Responsible use of LUMI-C and LUMI-G¶
Responsible use of LUMI can help to reduce waiting times for everybody and helps the priority system to function as designed.
Use small or small-g for small jobs¶
The small and small-g partition support jobs that need up to four nodes. Though these partitions
are allocatable by resources rather than allocatable by node, it is possible by adding some options
to sbatch
to use them in the same way as the standard and standard-g partitions.
You can get the same environment on the small and standard partitions by:
- Adding the option
--exclusive
to thesbatch
flags (as a command line argument or in an#SBATCH
line), and - Requesting memory, e.g., using
--mem
. For migrating from standard to small on LUMI-C, a good choice is--mem=224g
and for migrating from standard-g to small-g, a good option is--mem=480g
. This is needed because--exclusive
does not yet give you access to memory in the same way as the standard and standard-g partition do, but instead still impose the regular restrictions of small and small-g.

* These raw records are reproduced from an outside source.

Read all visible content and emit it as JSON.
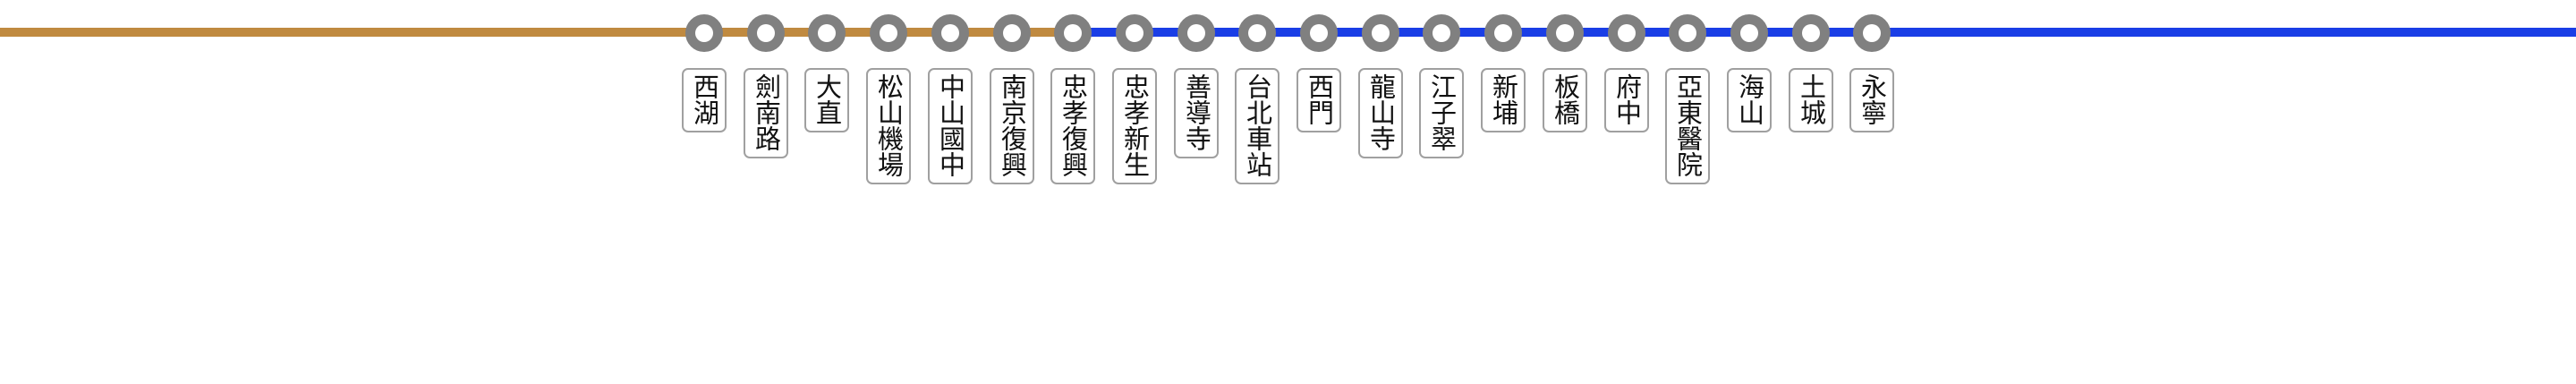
{
  "line": {
    "segments": [
      {
        "color": "#c08a40"
      },
      {
        "color": "#1a3ee6"
      }
    ]
  },
  "stations": [
    {
      "name": "西湖"
    },
    {
      "name": "劍南路"
    },
    {
      "name": "大直"
    },
    {
      "name": "松山機場"
    },
    {
      "name": "中山國中"
    },
    {
      "name": "南京復興"
    },
    {
      "name": "忠孝復興"
    },
    {
      "name": "忠孝新生"
    },
    {
      "name": "善導寺"
    },
    {
      "name": "台北車站"
    },
    {
      "name": "西門"
    },
    {
      "name": "龍山寺"
    },
    {
      "name": "江子翠"
    },
    {
      "name": "新埔"
    },
    {
      "name": "板橋"
    },
    {
      "name": "府中"
    },
    {
      "name": "亞東醫院"
    },
    {
      "name": "海山"
    },
    {
      "name": "土城"
    },
    {
      "name": "永寧"
    }
  ],
  "colors": {
    "station_marker": "#808080",
    "label_border": "#a0a0a0"
  }
}
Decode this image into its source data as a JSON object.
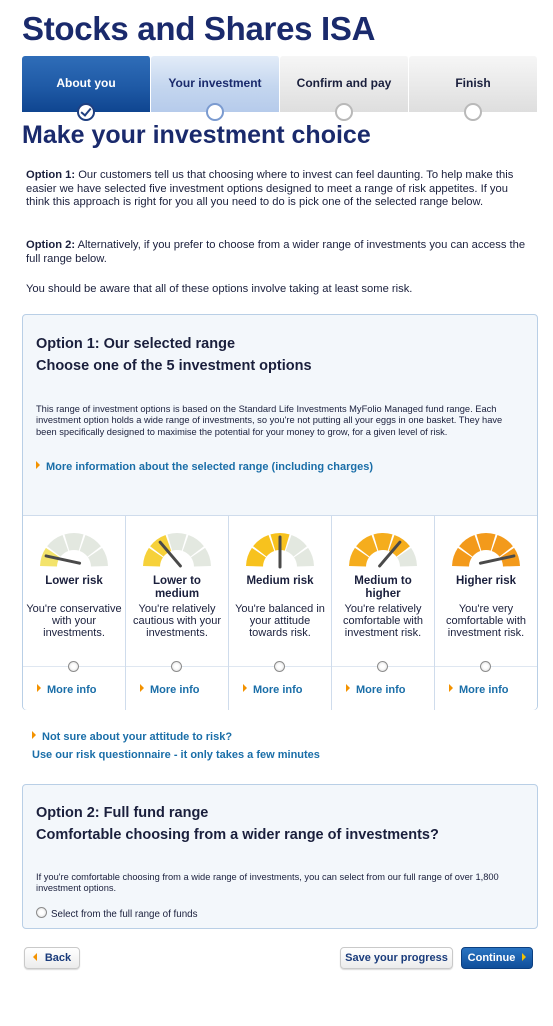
{
  "header": {
    "title": "Stocks and Shares ISA"
  },
  "steps": [
    {
      "label": "About you",
      "state": "done"
    },
    {
      "label": "Your investment",
      "state": "active"
    },
    {
      "label": "Confirm and pay",
      "state": "todo"
    },
    {
      "label": "Finish",
      "state": "todo"
    }
  ],
  "main": {
    "heading": "Make your investment choice",
    "option1_intro_label": "Option 1:",
    "option1_intro_text": "Our customers tell us that choosing where to invest can feel daunting. To help make this easier we have selected five investment options designed to meet a range of risk appetites. If you think this approach is right for you all you need to do is pick one of the selected range below.",
    "option2_intro_label": "Option 2:",
    "option2_intro_text": "Alternatively, if you prefer to choose from a wider range of investments you can access the full range below.",
    "risk_warning": "You should be aware that all of these options involve taking at least some risk."
  },
  "option1_panel": {
    "title": "Option 1: Our selected range",
    "subtitle": "Choose one of the 5 investment options",
    "description": "This range of investment options is based on the Standard Life Investments MyFolio Managed fund range. Each investment option holds a wide range of investments, so you're not putting all your eggs in one basket. They have been specifically designed to maximise the potential for your money to grow, for a given level of risk.",
    "more_info_link": "More information about the selected range (including charges)",
    "options": [
      {
        "name": "Lower risk",
        "description": "You're conservative with your investments.",
        "more_info": "More info",
        "level": 1
      },
      {
        "name": "Lower to medium",
        "description": "You're relatively cautious with your investments.",
        "more_info": "More info",
        "level": 2
      },
      {
        "name": "Medium risk",
        "description": "You're balanced in your attitude towards risk.",
        "more_info": "More info",
        "level": 3
      },
      {
        "name": "Medium to higher",
        "description": "You're relatively comfortable with investment risk.",
        "more_info": "More info",
        "level": 4
      },
      {
        "name": "Higher risk",
        "description": "You're very comfortable with investment risk.",
        "more_info": "More info",
        "level": 5
      }
    ]
  },
  "attitude": {
    "question_link": "Not sure about your attitude to risk?",
    "questionnaire_link": "Use our risk questionnaire - it only takes a few minutes"
  },
  "option2_panel": {
    "title": "Option 2: Full fund range",
    "subtitle": "Comfortable choosing from a wider range of investments?",
    "description": "If you're comfortable choosing from a wide range of investments, you can select from our full range of over 1,800 investment options.",
    "radio_label": "Select from the full range of funds"
  },
  "footer": {
    "back_label": "Back",
    "save_label": "Save your progress",
    "continue_label": "Continue"
  },
  "colors": {
    "brand_navy": "#1a2a6c",
    "link_blue": "#1a6ea8",
    "accent_orange": "#f39200",
    "gauge_levels": [
      "#f3e36b",
      "#f6d13a",
      "#f7c21e",
      "#f5ad1d",
      "#f39a1b"
    ]
  }
}
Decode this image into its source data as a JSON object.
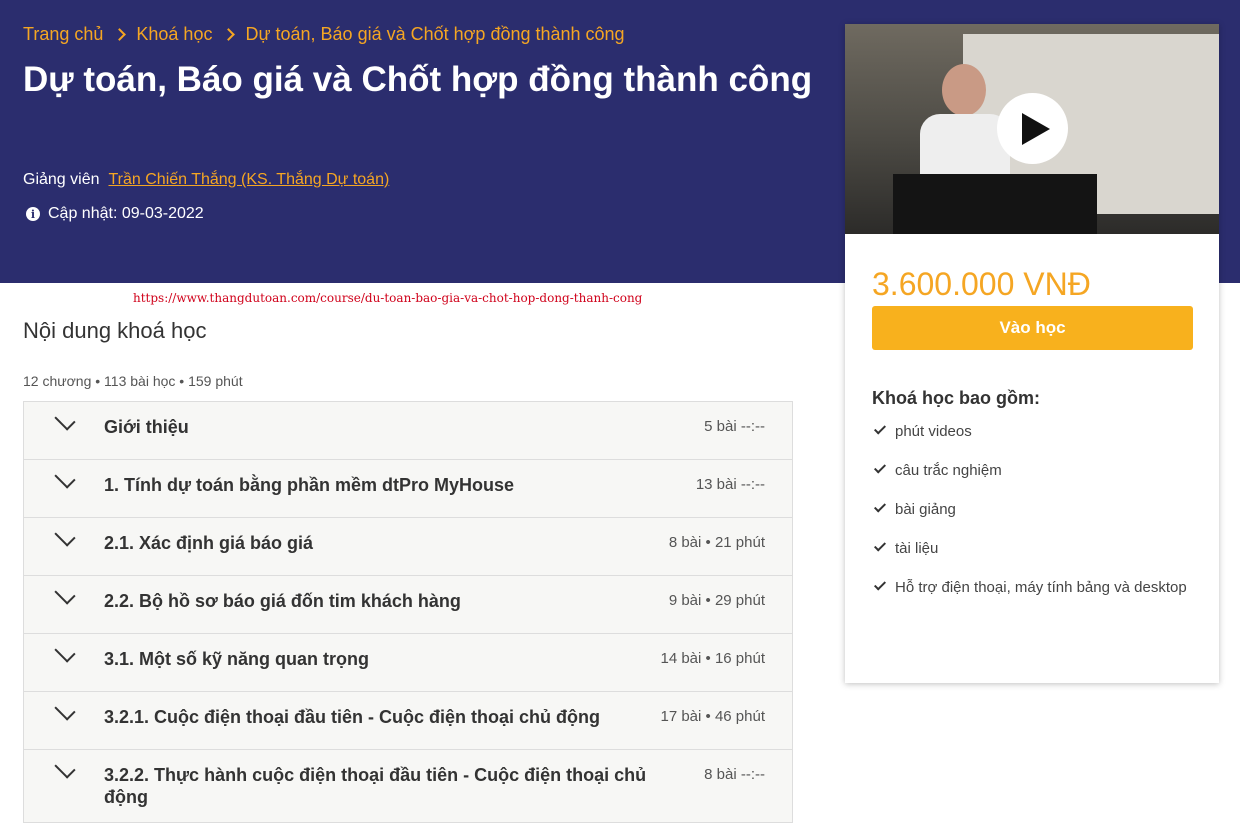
{
  "breadcrumb": {
    "home": "Trang chủ",
    "courses": "Khoá học",
    "current": "Dự toán, Báo giá và Chốt hợp đồng thành công"
  },
  "course": {
    "title": "Dự toán, Báo giá và Chốt hợp đồng thành công",
    "instructor_label": "Giảng viên",
    "instructor_name": "Trần Chiến Thắng (KS. Thắng Dự toán)",
    "updated": "Cập nhật: 09-03-2022"
  },
  "url_overlay": "https://www.thangdutoan.com/course/du-toan-bao-gia-va-chot-hop-dong-thanh-cong",
  "curriculum": {
    "heading": "Nội dung khoá học",
    "summary": "12 chương • 113 bài học • 159 phút",
    "chapters": [
      {
        "title": "Giới thiệu",
        "meta": "5 bài  --:--"
      },
      {
        "title": "1. Tính dự toán bằng phần mềm dtPro MyHouse",
        "meta": "13 bài  --:--"
      },
      {
        "title": "2.1. Xác định giá báo giá",
        "meta": "8 bài • 21 phút"
      },
      {
        "title": "2.2. Bộ hồ sơ báo giá đốn tim khách hàng",
        "meta": "9 bài • 29 phút"
      },
      {
        "title": "3.1. Một số kỹ năng quan trọng",
        "meta": "14 bài • 16 phút"
      },
      {
        "title": "3.2.1. Cuộc điện thoại đầu tiên - Cuộc điện thoại chủ động",
        "meta": "17 bài • 46 phút"
      },
      {
        "title": "3.2.2. Thực hành cuộc điện thoại đầu tiên - Cuộc điện thoại chủ động",
        "meta": "8 bài  --:--"
      }
    ]
  },
  "sidebar": {
    "price": "3.600.000 VNĐ",
    "enroll_label": "Vào học",
    "includes_title": "Khoá học bao gồm:",
    "includes": [
      "phút videos",
      "câu trắc nghiệm",
      "bài giảng",
      "tài liệu",
      "Hỗ trợ điện thoại, máy tính bảng và desktop"
    ],
    "video_icon": "play-icon"
  },
  "colors": {
    "hero_bg": "#2b2d6e",
    "accent": "#f5a623",
    "button": "#f8b11d",
    "url_overlay": "#d0021b"
  }
}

These options should only be used if you indeed need job exclusive nodes and you will also be billed for the full node if you use these options as described here.
Job scripts using the above two options can still also run on standard and standard-g without negative consequences if you adapt the partition.
Lines for LUMI-C
#SBATCH --partition=small
#SBATCH --exclusive
#SBATCH --mem=224g
Lines for LUMI-G
#SBATCH --partition=small-g
#SBATCH --exclusive
#SBATCH --mem=480g
User action: We encourage users to consider using small instead of standard and small-g instead of standard-g for jobs that require 4 nodes or less, in particular if those jobs run for longer than one hour. Shorter low-nodecount jobs can run as backfill and do not so much affect queueing times for users with big jobs who can only use standard or standard-g.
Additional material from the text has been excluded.